George y Susan salen del portal. A sus espaldas se cierran las puertas del ascensor. El portero se tapa las narices y les desea que tengan un mal día señalando con el pulgar hacia abajo. George lleva puesto el mismo traje gris marengo que el día de su boda, aunque ha cambiado la corbata marfil por una verde estampada de torbellinos grises. Susan lleva los labios de un rojo intenso y un vaporoso traje beige recién planchado que le viene algo pequeño y aún lleva colgando la etiqueta. Caminan despacio del brazo bajo el mismo paraguas obsequio de una promoción de loca-cola, sorteando los charcos que pueblan la avenida, y de cuando en cuando se paran un instante a mirar los banderines negros de plástico, las luces fundidas y las heces de caballo que engalanan las calles. Al fondo, una vieja andrajosa empuja con dificultad un carrito lleno de trapos raídos y periódicos sepia. El pelo le chorrea y le cae sobre los ojos como un rastrillo sucio. No es una mujer fea, incluso es posible que en su juventud la rondaran pretendientes, pero ahora su cara es un mapa de sabañones, purulencias y capilares enrojecidos. George aviva el paso hasta alcanzarla y le ofrece un dólar de plata.

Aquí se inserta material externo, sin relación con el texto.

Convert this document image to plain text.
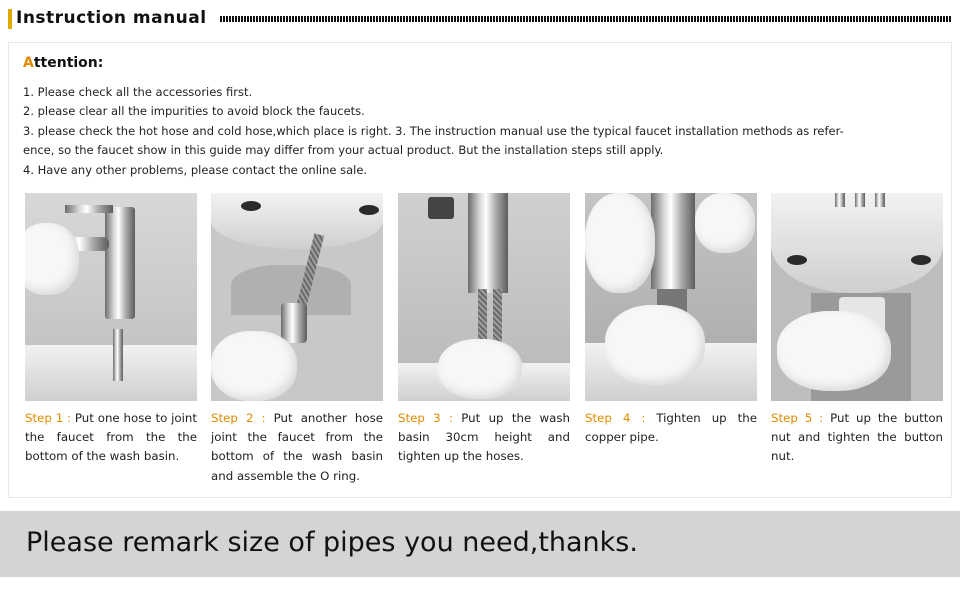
Instruction manual
Attention:
1. Please check all the accessories first.
2. please clear all the impurities to avoid block the faucets.
3. please check the hot hose and cold hose,which place is right. 3. The instruction manual use the typical faucet installation methods as refer-
ence, so the faucet show in this guide may differ from your actual product. But the installation steps still apply.
4. Have any other problems, please contact the online sale.
Step 1 : Put one hose to joint the faucet from the the bottom of the wash basin.
Step 2 : Put another hose joint the faucet from the bottom of the wash basin and assemble the O ring.
Step 3 : Put up the wash basin 30cm height and tighten up the hoses.
Step 4 : Tighten up the copper pipe.
Step 5 : Put up the button nut and tighten the button nut.
Please remark size of pipes you need,thanks.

—No se moleste, querido imbécil —dice amable la vieja—. No necesito nada ni de usted ni de nadie
—Tampoco pensaba dárselo —contesta George guardando la moneda en un bolsillo—. Pero permítame decirle, en confianza, que es usted una de las mujeres más guapas que he visto en mi vida. ¿Nunca le han dicho que es clavadita a Marilyn?
—Sí, todos los días. Tres o cuatro veces. Con el tiempo una acaba acostumbrándose a que los hombres le digan esa clase de memeces.
Susan ríe a carcajadas. Ha dejado de llover y pliega con mimo el paraguas de loca-cola.
—¿Puedo comprarle uno de sus periódicos? —insiste George—. Supongo que serán de hoy.
—No, son de mañana —replica la vieja—. Pero en cualquier caso no están en venta.
—Entonces, deme uno. ¿Cuánto es?
—Nada.
La vieja le entrega un periódico a cambio del dólar y George arroja el diario dentro de una papelera herrumbrosa, por cuyos bordes amarillos resbalan gotas menudas de lluvia.
—Es el mejor lugar para las páginas de cultura, señora. No se lo tome como algo personal —se justifica mientras la vieja tose a discreción y escupe sangre dentro de la papelera.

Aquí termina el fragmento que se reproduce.